Из-за немного выступающего животика жест вышел неулюжий, я нечаянно уронила листы бумаги. Это был контракт какой-то. Марсель дернулся инстинктивно, но, разумеется, из-за ограничений в движении, ничего поднять не смог и разразился грязной бранью, ударив кулаком по постели несколько раз.
Я подождала, чтобы он остыл, молча собрала бумаги и прилегла рядом с ним. Он обнял меня, поцеловал, кажется, снова стал моим ласковым и горячим мужчиной. От приятных ощущений стало тепло на душе, и дочурка это почувствовала, начала шевелиться, толкаться у меня в животе.
— Она толкается. Как же я хочу, чтобы ты тоже это почувствовал, — тихо сказала я. — Дай сюда ладонь, может быть, получится?
Я опустила ладонь Марселя на живот, накрыла своей ладонью.
— Вот тут, чуть-чуть левее сейчас.
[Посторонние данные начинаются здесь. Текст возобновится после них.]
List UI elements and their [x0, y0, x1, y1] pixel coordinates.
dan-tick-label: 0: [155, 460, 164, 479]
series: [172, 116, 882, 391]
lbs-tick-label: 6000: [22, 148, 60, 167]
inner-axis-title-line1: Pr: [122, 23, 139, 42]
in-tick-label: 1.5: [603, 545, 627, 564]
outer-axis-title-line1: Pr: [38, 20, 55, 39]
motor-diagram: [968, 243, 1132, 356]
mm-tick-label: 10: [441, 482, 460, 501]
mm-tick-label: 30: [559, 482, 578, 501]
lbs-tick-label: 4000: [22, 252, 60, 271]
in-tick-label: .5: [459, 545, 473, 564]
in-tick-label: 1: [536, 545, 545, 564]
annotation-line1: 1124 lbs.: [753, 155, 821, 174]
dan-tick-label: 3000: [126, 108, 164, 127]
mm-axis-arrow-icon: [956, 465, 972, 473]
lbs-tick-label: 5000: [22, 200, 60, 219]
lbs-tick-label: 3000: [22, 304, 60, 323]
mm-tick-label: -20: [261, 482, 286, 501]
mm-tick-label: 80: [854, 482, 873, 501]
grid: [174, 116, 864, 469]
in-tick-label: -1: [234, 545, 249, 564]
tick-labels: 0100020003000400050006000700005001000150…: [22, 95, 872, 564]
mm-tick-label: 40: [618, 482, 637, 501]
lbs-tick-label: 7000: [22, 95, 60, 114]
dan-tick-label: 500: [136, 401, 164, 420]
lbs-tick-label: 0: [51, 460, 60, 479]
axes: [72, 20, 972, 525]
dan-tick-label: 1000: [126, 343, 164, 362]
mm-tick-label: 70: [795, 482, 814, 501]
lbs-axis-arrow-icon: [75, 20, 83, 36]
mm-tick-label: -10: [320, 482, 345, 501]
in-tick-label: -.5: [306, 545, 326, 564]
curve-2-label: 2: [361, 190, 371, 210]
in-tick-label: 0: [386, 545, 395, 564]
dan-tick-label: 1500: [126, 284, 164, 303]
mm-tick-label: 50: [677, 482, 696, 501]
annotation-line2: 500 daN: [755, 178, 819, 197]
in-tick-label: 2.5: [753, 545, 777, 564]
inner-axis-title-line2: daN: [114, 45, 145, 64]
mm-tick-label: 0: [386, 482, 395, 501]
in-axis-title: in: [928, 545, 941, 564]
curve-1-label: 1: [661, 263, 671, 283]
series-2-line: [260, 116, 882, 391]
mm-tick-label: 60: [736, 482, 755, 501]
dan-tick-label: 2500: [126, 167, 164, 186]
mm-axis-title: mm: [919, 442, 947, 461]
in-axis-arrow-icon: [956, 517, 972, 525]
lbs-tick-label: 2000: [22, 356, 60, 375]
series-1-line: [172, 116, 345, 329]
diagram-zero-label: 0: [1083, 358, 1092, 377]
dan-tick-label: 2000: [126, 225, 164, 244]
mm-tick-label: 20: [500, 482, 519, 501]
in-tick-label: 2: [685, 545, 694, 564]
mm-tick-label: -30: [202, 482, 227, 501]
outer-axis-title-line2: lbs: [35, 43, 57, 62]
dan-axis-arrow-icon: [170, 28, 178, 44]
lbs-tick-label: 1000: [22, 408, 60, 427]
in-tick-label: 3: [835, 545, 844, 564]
Чувствуешь?
Марсель весь напрягся, застыл, даже дышать перестал, потом выдохнул.
— Нет. Походу у меня атрофировались все чувства.
— Ох, не нагнетай, — отмахнулась я. — Просто мамочки чувствуют все-все намного раньше. Уверена, что через неделю или две ты точно ощутишь эти сладкие пиночки нашей Еси.
Марсель судорожно вдохнул и выдохнул через нос.
— Все-таки это имя? — спросил он и плотно сжал челюсти, помолчал. — А, что, другое имя нельзя выбрать?